Welcome to the Forum

Creating an account is currently only possible via registration at SimFin.

Missing data in specific quarters while extracting from API

Hi,
I have found a lot of companies which the data is missing for a specific quarters while extracting the data quarter-wise using the API.
For example, data for VOXX is missing for Q4-2018,Q4-2017,Q4-2016 etc.


While the data does exists in SimFin database:


Can anyone provide help on why the data is missing while extracting from the API tool?

Comments

  • ok that's weird, can you post the exact API call you are making?
  • edited January 8

    ok that's weird, can you post the exact API call you are making?

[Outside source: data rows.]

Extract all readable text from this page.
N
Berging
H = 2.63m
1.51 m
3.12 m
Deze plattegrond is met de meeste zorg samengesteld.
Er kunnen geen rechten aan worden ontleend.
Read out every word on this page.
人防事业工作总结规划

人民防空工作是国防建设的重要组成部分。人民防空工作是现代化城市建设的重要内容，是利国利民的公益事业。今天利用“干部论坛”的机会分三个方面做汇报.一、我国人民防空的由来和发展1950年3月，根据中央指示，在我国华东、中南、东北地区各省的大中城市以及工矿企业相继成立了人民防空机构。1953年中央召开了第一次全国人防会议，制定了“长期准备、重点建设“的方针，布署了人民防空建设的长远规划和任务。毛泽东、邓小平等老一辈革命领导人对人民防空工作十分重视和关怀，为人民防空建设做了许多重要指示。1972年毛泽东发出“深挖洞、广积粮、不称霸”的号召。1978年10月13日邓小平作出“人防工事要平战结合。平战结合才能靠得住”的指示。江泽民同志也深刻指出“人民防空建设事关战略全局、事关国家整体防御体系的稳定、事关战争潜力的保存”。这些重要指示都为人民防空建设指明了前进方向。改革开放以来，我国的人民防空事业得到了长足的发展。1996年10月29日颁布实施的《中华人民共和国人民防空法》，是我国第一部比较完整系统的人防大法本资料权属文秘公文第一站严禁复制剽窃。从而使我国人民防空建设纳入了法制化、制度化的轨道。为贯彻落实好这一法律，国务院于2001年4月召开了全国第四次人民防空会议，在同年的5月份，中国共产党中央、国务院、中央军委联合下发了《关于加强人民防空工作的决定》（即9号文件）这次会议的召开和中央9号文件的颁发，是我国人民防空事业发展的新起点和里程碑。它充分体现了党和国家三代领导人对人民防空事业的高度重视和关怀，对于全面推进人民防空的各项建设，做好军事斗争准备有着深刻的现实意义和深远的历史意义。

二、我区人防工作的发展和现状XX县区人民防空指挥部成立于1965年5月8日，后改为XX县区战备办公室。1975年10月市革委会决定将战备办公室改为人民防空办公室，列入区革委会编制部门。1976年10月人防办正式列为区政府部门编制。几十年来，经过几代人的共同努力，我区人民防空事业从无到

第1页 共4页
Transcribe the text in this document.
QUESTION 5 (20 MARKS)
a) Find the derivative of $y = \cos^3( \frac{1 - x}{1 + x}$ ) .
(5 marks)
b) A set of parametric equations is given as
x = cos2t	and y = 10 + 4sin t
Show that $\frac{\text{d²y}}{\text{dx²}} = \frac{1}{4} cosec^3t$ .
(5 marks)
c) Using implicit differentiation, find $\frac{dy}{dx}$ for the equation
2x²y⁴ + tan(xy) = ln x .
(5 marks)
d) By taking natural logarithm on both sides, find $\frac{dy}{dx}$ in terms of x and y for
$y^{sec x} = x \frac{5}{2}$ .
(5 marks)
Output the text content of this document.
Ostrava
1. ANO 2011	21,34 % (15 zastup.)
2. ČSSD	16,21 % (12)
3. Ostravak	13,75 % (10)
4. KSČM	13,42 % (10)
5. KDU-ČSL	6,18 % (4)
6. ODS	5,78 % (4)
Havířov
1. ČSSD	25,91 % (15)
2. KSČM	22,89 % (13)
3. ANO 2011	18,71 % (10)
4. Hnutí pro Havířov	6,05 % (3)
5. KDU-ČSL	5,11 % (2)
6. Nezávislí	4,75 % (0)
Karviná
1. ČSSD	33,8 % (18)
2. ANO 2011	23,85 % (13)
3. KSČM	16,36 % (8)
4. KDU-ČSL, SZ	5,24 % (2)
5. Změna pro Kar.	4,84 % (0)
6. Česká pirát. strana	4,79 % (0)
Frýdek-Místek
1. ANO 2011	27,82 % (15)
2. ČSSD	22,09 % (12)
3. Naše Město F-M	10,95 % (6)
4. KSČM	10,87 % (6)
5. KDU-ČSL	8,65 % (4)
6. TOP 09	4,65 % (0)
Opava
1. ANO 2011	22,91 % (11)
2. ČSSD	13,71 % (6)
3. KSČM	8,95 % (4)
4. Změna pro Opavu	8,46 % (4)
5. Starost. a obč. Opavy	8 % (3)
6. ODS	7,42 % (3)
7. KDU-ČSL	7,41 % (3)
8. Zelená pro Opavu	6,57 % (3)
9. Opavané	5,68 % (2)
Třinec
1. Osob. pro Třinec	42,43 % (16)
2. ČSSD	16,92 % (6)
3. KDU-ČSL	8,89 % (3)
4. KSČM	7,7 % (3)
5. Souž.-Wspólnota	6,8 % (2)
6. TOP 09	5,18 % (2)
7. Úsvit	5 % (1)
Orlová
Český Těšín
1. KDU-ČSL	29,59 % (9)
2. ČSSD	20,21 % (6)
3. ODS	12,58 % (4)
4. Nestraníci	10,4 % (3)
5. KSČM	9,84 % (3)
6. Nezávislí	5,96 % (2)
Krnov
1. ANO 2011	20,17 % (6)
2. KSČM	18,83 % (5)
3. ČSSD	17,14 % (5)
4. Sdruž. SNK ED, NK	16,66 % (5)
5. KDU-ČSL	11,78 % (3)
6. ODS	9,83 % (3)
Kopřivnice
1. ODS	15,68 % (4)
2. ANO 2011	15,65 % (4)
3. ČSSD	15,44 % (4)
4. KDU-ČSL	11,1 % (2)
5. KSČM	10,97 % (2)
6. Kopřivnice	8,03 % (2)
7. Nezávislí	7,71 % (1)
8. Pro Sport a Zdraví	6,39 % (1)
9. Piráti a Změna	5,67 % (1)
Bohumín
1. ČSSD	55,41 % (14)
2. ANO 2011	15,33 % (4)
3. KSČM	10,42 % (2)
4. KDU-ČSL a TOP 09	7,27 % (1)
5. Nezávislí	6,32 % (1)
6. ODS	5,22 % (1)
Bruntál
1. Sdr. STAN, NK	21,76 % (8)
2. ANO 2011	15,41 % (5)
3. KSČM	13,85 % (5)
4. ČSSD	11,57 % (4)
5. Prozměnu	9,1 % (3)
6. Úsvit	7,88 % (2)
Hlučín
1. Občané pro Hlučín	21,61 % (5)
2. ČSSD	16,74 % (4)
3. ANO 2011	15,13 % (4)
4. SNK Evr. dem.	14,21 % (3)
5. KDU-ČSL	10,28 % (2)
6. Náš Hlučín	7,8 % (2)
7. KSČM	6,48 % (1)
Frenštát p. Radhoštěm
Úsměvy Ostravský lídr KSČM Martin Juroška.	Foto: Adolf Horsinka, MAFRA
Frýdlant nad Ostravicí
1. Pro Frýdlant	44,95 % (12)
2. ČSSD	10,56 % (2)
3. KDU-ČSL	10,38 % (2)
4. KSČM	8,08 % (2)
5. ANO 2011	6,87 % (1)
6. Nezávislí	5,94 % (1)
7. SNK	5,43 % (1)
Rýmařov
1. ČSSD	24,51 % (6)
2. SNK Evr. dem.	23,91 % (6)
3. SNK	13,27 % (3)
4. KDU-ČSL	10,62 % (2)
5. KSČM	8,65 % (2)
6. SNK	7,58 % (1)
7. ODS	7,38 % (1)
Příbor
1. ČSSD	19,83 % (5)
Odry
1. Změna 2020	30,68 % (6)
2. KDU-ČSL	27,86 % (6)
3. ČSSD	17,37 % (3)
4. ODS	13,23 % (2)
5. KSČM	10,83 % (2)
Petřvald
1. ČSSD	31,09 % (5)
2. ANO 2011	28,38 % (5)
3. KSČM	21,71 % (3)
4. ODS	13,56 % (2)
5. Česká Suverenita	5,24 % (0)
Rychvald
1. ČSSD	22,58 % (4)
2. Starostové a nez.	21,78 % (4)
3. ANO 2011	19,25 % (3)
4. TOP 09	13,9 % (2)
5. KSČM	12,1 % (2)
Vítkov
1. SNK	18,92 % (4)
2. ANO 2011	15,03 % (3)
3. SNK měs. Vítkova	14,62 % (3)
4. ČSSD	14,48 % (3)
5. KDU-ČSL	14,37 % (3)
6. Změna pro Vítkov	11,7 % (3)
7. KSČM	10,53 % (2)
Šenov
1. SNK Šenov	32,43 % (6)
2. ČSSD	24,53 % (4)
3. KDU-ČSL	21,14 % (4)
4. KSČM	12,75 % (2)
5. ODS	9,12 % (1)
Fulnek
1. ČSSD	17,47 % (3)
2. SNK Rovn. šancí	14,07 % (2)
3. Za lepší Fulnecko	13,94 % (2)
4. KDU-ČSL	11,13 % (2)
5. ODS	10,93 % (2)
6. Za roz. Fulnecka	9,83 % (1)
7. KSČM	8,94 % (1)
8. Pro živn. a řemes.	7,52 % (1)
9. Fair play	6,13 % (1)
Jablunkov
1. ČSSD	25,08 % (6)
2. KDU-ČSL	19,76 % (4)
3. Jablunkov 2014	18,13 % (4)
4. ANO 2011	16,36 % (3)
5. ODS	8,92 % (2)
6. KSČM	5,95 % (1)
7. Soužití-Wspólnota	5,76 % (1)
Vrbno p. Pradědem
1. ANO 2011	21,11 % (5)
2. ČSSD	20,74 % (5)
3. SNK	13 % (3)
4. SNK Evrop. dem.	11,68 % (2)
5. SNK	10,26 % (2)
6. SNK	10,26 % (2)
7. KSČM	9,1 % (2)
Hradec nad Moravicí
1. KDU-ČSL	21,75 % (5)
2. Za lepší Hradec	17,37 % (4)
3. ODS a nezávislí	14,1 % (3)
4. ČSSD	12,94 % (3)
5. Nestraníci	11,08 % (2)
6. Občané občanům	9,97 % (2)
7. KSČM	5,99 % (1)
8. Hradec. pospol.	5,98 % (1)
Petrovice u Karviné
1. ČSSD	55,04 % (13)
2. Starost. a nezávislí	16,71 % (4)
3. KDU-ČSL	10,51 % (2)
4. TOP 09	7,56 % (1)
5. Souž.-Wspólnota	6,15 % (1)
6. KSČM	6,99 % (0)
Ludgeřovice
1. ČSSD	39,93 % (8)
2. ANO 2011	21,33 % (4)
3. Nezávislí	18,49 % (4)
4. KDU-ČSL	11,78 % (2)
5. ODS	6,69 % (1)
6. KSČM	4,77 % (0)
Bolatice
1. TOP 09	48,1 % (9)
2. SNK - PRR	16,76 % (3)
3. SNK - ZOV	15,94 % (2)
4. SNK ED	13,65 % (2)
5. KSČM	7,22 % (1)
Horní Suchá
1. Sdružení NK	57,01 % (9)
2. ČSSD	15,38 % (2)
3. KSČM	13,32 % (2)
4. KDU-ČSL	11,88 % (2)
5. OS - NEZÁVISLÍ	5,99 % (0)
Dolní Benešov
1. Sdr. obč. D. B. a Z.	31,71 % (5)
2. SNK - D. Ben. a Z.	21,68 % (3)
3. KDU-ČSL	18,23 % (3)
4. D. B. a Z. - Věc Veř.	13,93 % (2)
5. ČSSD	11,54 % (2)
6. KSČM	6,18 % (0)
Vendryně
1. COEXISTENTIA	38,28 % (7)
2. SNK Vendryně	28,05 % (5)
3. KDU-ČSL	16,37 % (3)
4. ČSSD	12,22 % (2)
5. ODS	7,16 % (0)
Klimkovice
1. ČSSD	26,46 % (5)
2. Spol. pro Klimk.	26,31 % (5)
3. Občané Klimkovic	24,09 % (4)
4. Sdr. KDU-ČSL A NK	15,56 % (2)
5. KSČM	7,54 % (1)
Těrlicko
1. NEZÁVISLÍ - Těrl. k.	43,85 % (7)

    Yes, it's almost identical to the python tutorial code:
    
    It's mostly the standard format from the tutorial:
    import requests
    import pandas as pd
    
    # here you have to enter your actual API key from SimFin
    api_key = "****"
    
    path = './simfin_consolidated/'
    # list of tickers we want to get data for
    tickers = [
    "VOXX"
    ]
    
        
    # first: find SimFin IDs
    sim_ids = []
    for ticker in tickers:
    
        request_url = f'https://simfin.com/api/v1/info/find-id/ticker/{ticker}?api-key={api_key}'
        content = requests.get(request_url)
        data = content.json()
    
        if "error" in data or len(data) < 1:
            sim_ids.append(None)
        else:
            sim_ids.append(data[0]['simId'])
    
    print(sim_ids)
    
    final_df = pd.DataFrame()
    # define time periods for financial statement data
    statement_type = ["pl","cf","bs"]
    time_periods = ["Q1", "Q2", "Q3", "Q4"]
    year_start = 2007
    year_end = 2019
    # set up the XLSX writer
    #writer = pd.ExcelWriter("simfin_data_template.xlsx", engine='xlsxwriter')
    
    data = {}
    # get data for each ticker/id
    for idx, sim_id in enumerate(sim_ids):
        for st in statement_type:
            d = data[tickers[idx]] = {"Line Item": []}
            if sim_id is not None:
                for year in range(year_start, year_end + 1):
                    for time_period in time_periods:
    
                        # make time period identifier
                        period_identifier = time_period + "-" + str(year)
    
                        if period_identifier not in d:
                            d[period_identifier] = []
    
                        request_url = f'https://simfin.com/api/v1/companies/id/{sim_id}/statements/standardised?stype={st}&fyear={year}&ptype={time_period}&api-key={api_key}'
    
                        content = requests.get(request_url)
                        statement_data = content.json()
    
                        # collect line item names once, they are the same for all companies with the standardised data
                        if len(d['Line Item']) == 0 and 'values' in statement_data:
                            d['Line Item'] = [x['standardisedName']+'_'+st for x in statement_data['values']]
    
                        if 'values' in statement_data:
                            for item in statement_data['values']:
                                d[period_identifier].append(item['valueChosen'])
                        else:
                            # no data found for time period
                            d[period_identifier] = [None for _ in d['Line Item']]
    
                # fix the periods where no values were available
                len_target = len(d['Line Item'])
                if len_target > 0:
                    for k, v in d.items():
                        if len(v) != len_target:
                            d[k] = [None for _ in d['Line Item']]
    
        # convert to pandas dataframe
            df = pd.DataFrame(data=d)
            final_df = final_df.append(df)
        if len(final_df.index) > 0:
        # save in the XLSX file configured earlier
            writer = pd.ExcelWriter(path+ tickers[idx]+".xlsx", engine='xlsxwriter')
            final_df.to_excel(writer) 
            writer.save()
            writer.close()
        final_df = pd.DataFrame()
    
  • closed as this issue has been addressed by e-mail.
This discussion has been closed.